The bill strengthens civil‑rights leadership, oversight, and remedies at USDA—improving access and protections for farmers, low‑income applicants, and rural communities—while increasing federal costs, administrative and legal burdens, and potential impacts on USDA staff discretion during implementation.
Low-income applicants, farmers, and rural communities will face fewer discriminatory denials and get better access to remedies because the bill strengthens civil‑rights enforcement, requires corrective actions for violations, and expands complaint-handling authority across USDA.
USDA program oversight and accountability will improve because the bill creates/centralizes civil‑rights leadership (Senate‑confirmed Assistant Secretary), an independent legal office, and an ombudsperson to handle complaints, give impartial advice, and push equity into strategic planning.
Producers who acted in good faith will be more likely to receive equitable relief (including loan modifications or protection from foreclosure), reducing financial risk for many farmers and ranchers.
Taxpayers will likely face higher federal costs because the bill creates new Senate‑confirmed positions and offices, authorizes funding, expands eligibility for loan relief, and may raise litigation costs for agencies.

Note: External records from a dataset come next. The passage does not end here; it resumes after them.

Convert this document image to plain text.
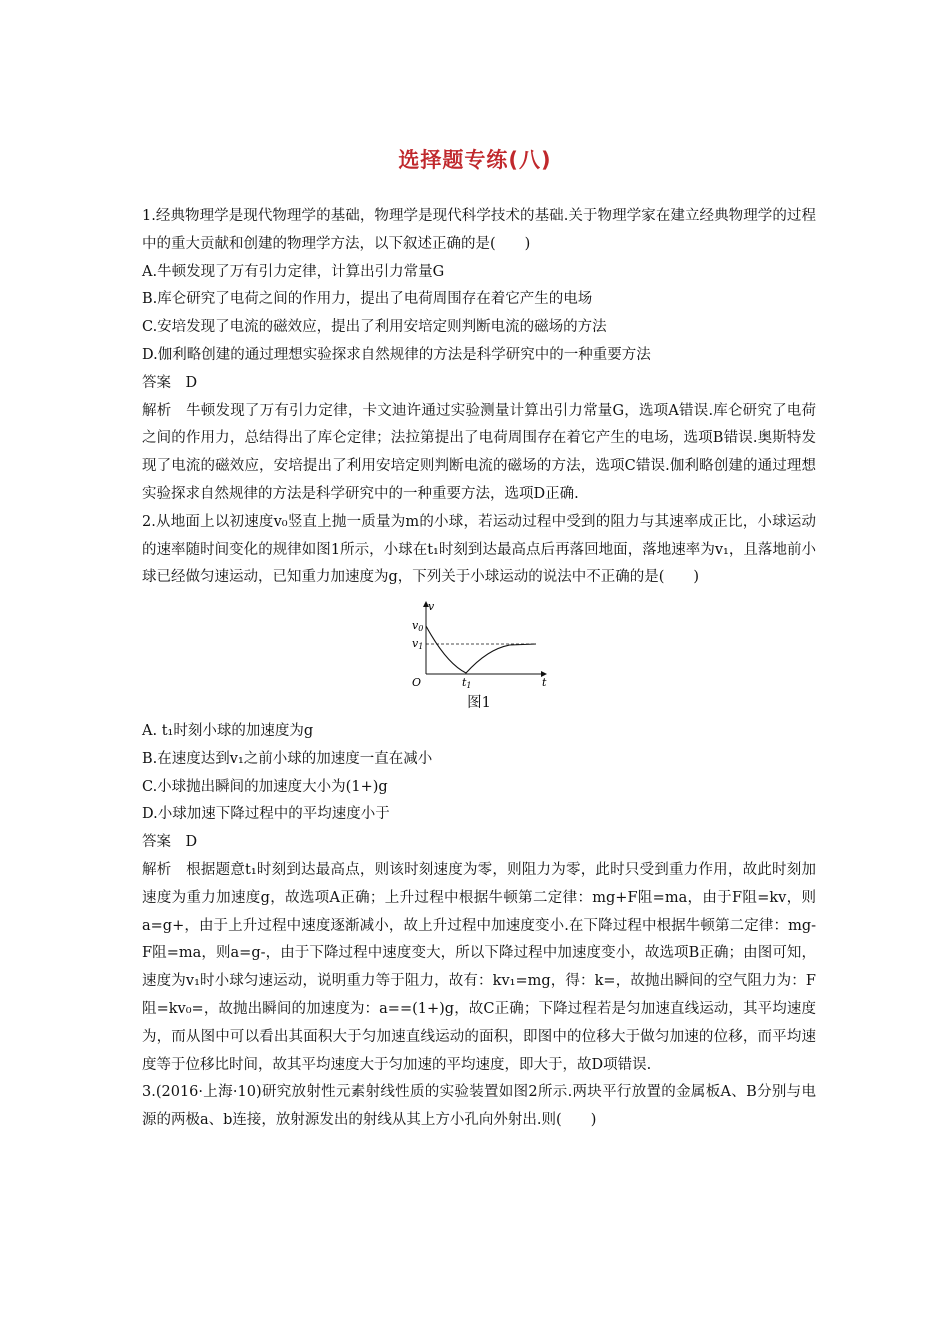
选择题专练(八)

1.经典物理学是现代物理学的基础，物理学是现代科学技术的基础.关于物理学家在建立经典物理学的过程中的重大贡献和创建的物理学方法，以下叙述正确的是(　　)

A.牛顿发现了万有引力定律，计算出引力常量G

B.库仑研究了电荷之间的作用力，提出了电荷周围存在着它产生的电场

C.安培发现了电流的磁效应，提出了利用安培定则判断电流的磁场的方法

D.伽利略创建的通过理想实验探求自然规律的方法是科学研究中的一种重要方法

答案　D

解析　牛顿发现了万有引力定律，卡文迪许通过实验测量计算出引力常量G，选项A错误.库仑研究了电荷之间的作用力，总结得出了库仑定律；法拉第提出了电荷周围存在着它产生的电场，选项B错误.奥斯特发现了电流的磁效应，安培提出了利用安培定则判断电流的磁场的方法，选项C错误.伽利略创建的通过理想实验探求自然规律的方法是科学研究中的一种重要方法，选项D正确.

2.从地面上以初速度v₀竖直上抛一质量为m的小球，若运动过程中受到的阻力与其速率成正比，小球运动的速率随时间变化的规律如图1所示，小球在t₁时刻到达最高点后再落回地面，落地速率为v₁，且落地前小球已经做匀速运动，已知重力加速度为g，下列关于小球运动的说法中不正确的是(　　)

v
t
O
v0
v1
t1
图1

A. t₁时刻小球的加速度为g

B.在速度达到v₁之前小球的加速度一直在减小

C.小球抛出瞬间的加速度大小为(1+)g

D.小球加速下降过程中的平均速度小于

答案　D

解析　根据题意t₁时刻到达最高点，则该时刻速度为零，则阻力为零，此时只受到重力作用，故此时刻加速度为重力加速度g，故选项A正确；上升过程中根据牛顿第二定律：mg+F阻=ma，由于F阻=kv，则a=g+，由于上升过程中速度逐渐减小，故上升过程中加速度变小.在下降过程中根据牛顿第二定律：mg-F阻=ma，则a=g-，由于下降过程中速度变大，所以下降过程中加速度变小，故选项B正确；由图可知，速度为v₁时小球匀速运动，说明重力等于阻力，故有：kv₁=mg，得：k=，故抛出瞬间的空气阻力为：F阻=kv₀=，故抛出瞬间的加速度为：a==(1+)g，故C正确；下降过程若是匀加速直线运动，其平均速度为，而从图中可以看出其面积大于匀加速直线运动的面积，即图中的位移大于做匀加速的位移，而平均速度等于位移比时间，故其平均速度大于匀加速的平均速度，即大于，故D项错误.

3.(2016·上海·10)研究放射性元素射线性质的实验装置如图2所示.两块平行放置的金属板A、B分别与电源的两极a、b连接，放射源发出的射线从其上方小孔向外射出.则(　　)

USDA program delivery could slow or be strained because new investigation, record-access, and corrective-action requirements, plus organizational transitions, increase administrative burden and could divert staff time from routine services.

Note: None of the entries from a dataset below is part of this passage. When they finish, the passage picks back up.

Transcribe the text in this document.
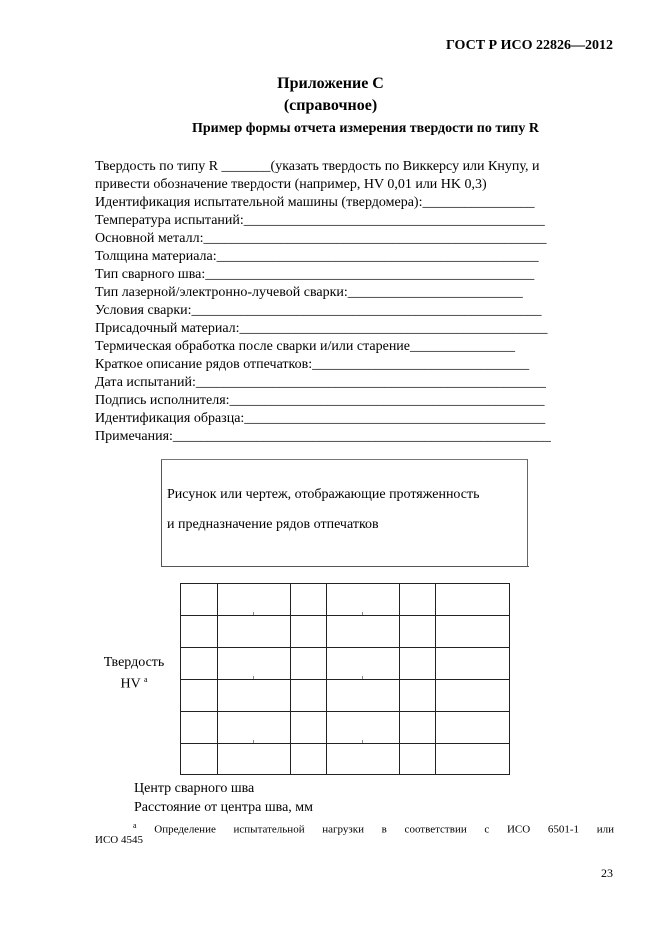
ГОСТ Р ИСО 22826—2012
Приложение С
(справочное)
Пример формы отчета измерения твердости по типу R
Твердость по типу R _______(указать твердость по Виккерсу или Кнупу, и
привести обозначение твердости (например, HV 0,01 или HK 0,3)
Идентификация испытательной машины (твердомера):________________
Температура испытаний:___________________________________________
Основной металл:_________________________________________________
Толщина материала:______________________________________________
Тип сварного шва:_______________________________________________
Тип лазерной/электронно-лучевой сварки:_________________________
Условия сварки:__________________________________________________
Присадочный материал:____________________________________________
Термическая обработка после сварки и/или старение_______________
Краткое описание рядов отпечатков:_______________________________
Дата испытаний:__________________________________________________
Подпись исполнителя:_____________________________________________
Идентификация образца:___________________________________________
Примечания:______________________________________________________
Рисунок или чертеж, отображающие протяженность
и предназначение рядов отпечатков
Твердость
HV $^a$
Центр сварного шва
Расстояние от центра шва, мм
$^a$ Определение испытательной нагрузки в соответствии с ИСО 6501-1 или
ИСО 4545
23
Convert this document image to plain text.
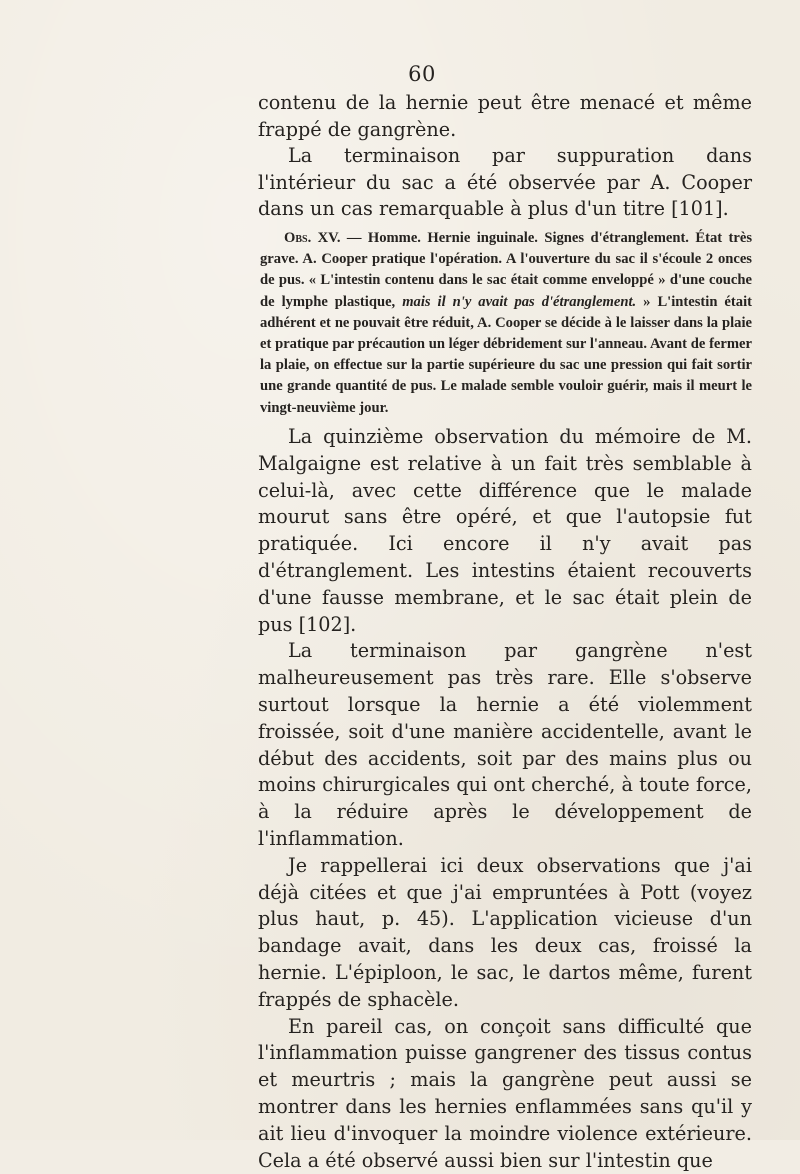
60

contenu de la hernie peut être menacé et même frappé de gangrène.

La terminaison par suppuration dans l'intérieur du sac a été observée par A. Cooper dans un cas remarquable à plus d'un titre [101].

Obs. XV. — Homme. Hernie inguinale. Signes d'étranglement. État très grave. A. Cooper pratique l'opération. A l'ouverture du sac il s'écoule 2 onces de pus. « L'intestin contenu dans le sac était comme enveloppé » d'une couche de lymphe plastique, mais il n'y avait pas d'étranglement. » L'intestin était adhérent et ne pouvait être réduit, A. Cooper se décide à le laisser dans la plaie et pratique par précaution un léger débridement sur l'anneau. Avant de fermer la plaie, on effectue sur la partie supérieure du sac une pression qui fait sortir une grande quantité de pus. Le malade semble vouloir guérir, mais il meurt le vingt-neuvième jour.

La quinzième observation du mémoire de M. Malgaigne est relative à un fait très semblable à celui-là, avec cette différence que le malade mourut sans être opéré, et que l'autopsie fut pratiquée. Ici encore il n'y avait pas d'étranglement. Les intestins étaient recouverts d'une fausse membrane, et le sac était plein de pus [102].

La terminaison par gangrène n'est malheureusement pas très rare. Elle s'observe surtout lorsque la hernie a été violemment froissée, soit d'une manière accidentelle, avant le début des accidents, soit par des mains plus ou moins chirurgicales qui ont cherché, à toute force, à la réduire après le développement de l'inflammation.

Je rappellerai ici deux observations que j'ai déjà citées et que j'ai empruntées à Pott (voyez plus haut, p. 45). L'application vicieuse d'un bandage avait, dans les deux cas, froissé la hernie. L'épiploon, le sac, le dartos même, furent frappés de sphacèle.

En pareil cas, on conçoit sans difficulté que l'inflammation puisse gangrener des tissus contus et meurtris ; mais la gangrène peut aussi se montrer dans les hernies enflammées sans qu'il y ait lieu d'invoquer la moindre violence extérieure. Cela a été observé aussi bien sur l'intestin que
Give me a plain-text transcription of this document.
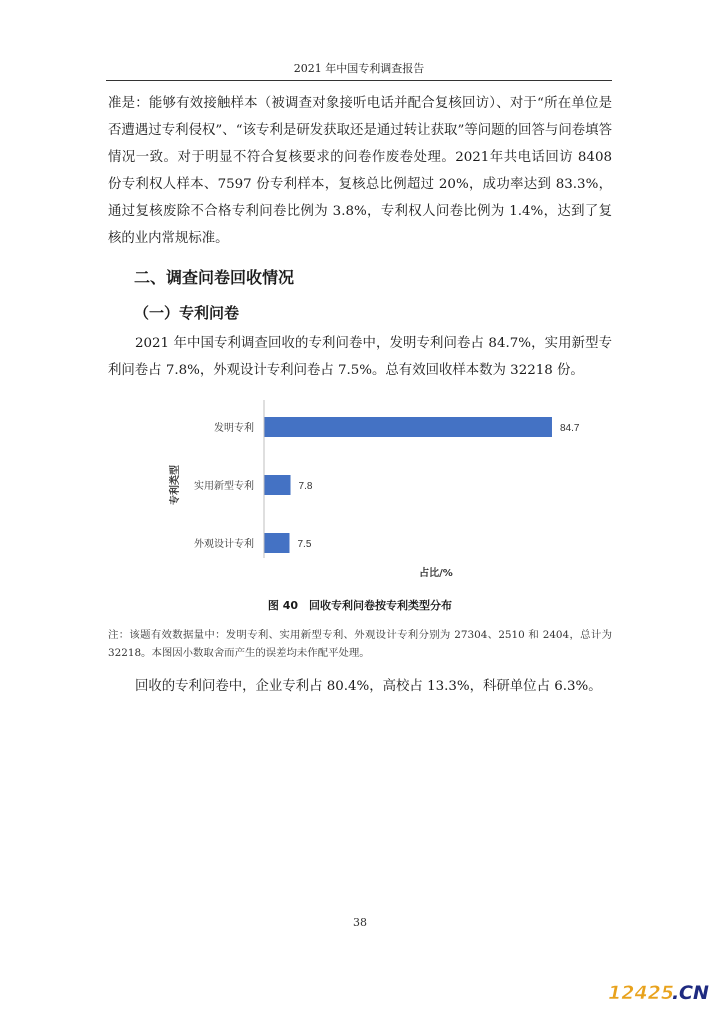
2021 年中国专利调查报告

准是：能够有效接触样本（被调查对象接听电话并配合复核回访）、对于“所在单位是否遭遇过专利侵权”、“该专利是研发获取还是通过转让获取”等问题的回答与问卷填答情况一致。对于明显不符合复核要求的问卷作废卷处理。2021年共电话回访 8408 份专利权人样本、7597 份专利样本，复核总比例超过 20%，成功率达到 83.3%，通过复核废除不合格专利问卷比例为 3.8%，专利权人问卷比例为 1.4%，达到了复核的业内常规标准。

二、调查问卷回收情况
（一）专利问卷

2021 年中国专利调查回收的专利问卷中，发明专利问卷占 84.7%，实用新型专利问卷占 7.8%，外观设计专利问卷占 7.5%。总有效回收样本数为 32218 份。

发明专利	84.7
实用新型专利	7.8
外观设计专利	7.5
专利类型
占比/%

图 40　回收专利问卷按专利类型分布

注：该题有效数据量中：发明专利、实用新型专利、外观设计专利分别为 27304、2510 和 2404，总计为 32218。本图因小数取舍而产生的误差均未作配平处理。

回收的专利问卷中，企业专利占 80.4%，高校占 13.3%，科研单位占 6.3%。

38
12425
. CN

USDA employees face greater job risk and disciplinary exposure (including removal or pay reduction) and may become more cautious in exercising discretion, which could chill staff decisionmaking.

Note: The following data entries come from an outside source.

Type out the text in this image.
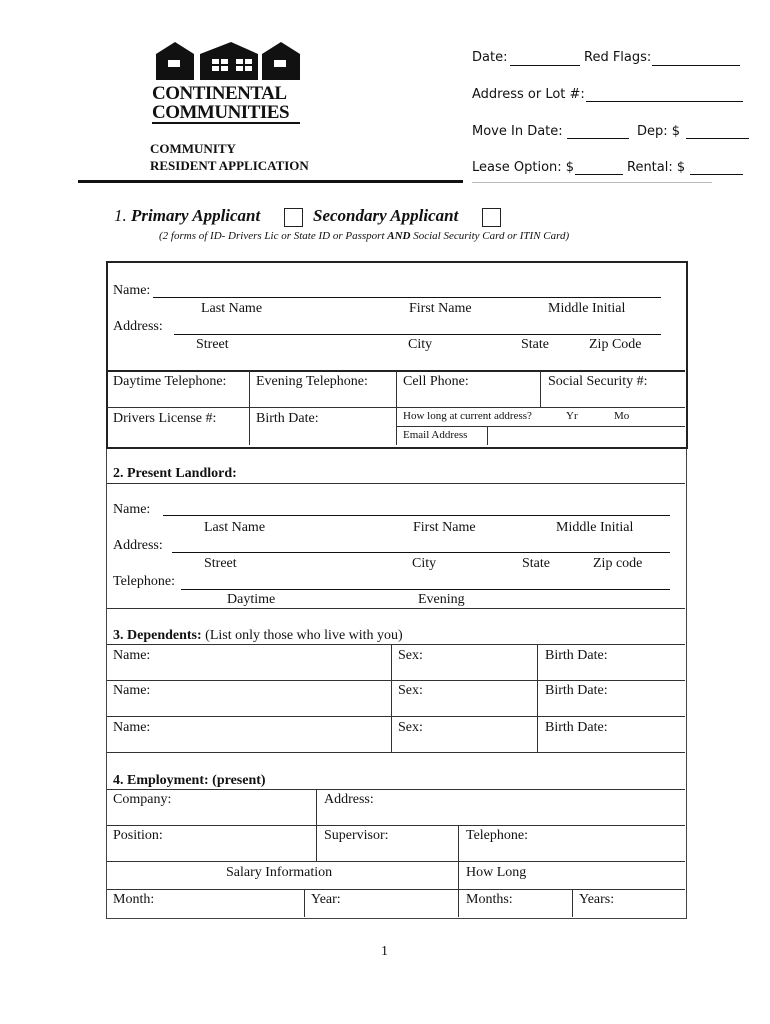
CONTINENTAL
COMMUNITIES
COMMUNITY
RESIDENT APPLICATION
Date:	Red Flags:
Address or Lot #:
Move In Date:	Dep: $
Lease Option: $	Rental: $
1. Primary Applicant	Secondary Applicant
(2 forms of ID- Drivers Lic or State ID or Passport AND Social Security Card or ITIN Card)
Name:
Last Name	First Name	Middle Initial
Address:
Street	City	State	Zip Code
Daytime Telephone: Evening Telephone:	Cell Phone:	Social Security #:
Drivers License #:	Birth Date:	How long at current address?	Yr	Mo
Email Address
2. Present Landlord:
Name:
Last Name	First Name	Middle Initial
Address:
Street	City	State	Zip code
Telephone:
Daytime	Evening
3. Dependents: (List only those who live with you)
Name:	Sex:	Birth Date:
Name:	Sex:	Birth Date:
Name:	Sex:	Birth Date:
4. Employment: (present)
Company:	Address:
Position:	Supervisor:	Telephone:
Salary Information	How Long
Month:	Year:	Months:	Years:
1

Based on analysis of 6 sections of legislative text.
Creates new USDA civil‑rights leadership and offices, requires corrective actions for civil‑rights violations, expands equitable relief, and shifts appeal burdens onto the agency.
Introduced June 3, 2025 by Jonathan Jackson · Last progress June 3, 2025
Creates a new Assistant Secretary of Agriculture for Civil Rights, an independent Office of the Civil Rights Ombudsperson, and an Office of Legal Advisor for Civil Rights inside USDA to strengthen civil‑rights enforcement, investigations, and remedies for program participants and employees. It requires corrective actions and potential discipline for USDA employees found to have engaged in civil‑rights violations, gives the new Assistant Secretary authority to grant equitable relief to affected farmers, borrowers, and program participants, and authorizes an ombudsperson office with staffing, record access, and annual reporting. Changes also alter appeals and hearing rules by shifting the burden of proof onto USDA in National Appeals Division hearings and by making certain civil‑rights legal advice and representation roles distinct from department defense; the bill authorizes funding for the ombudsperson office for fiscal years 2026–2028 and sets short deadlines (120 days) for establishing key offices.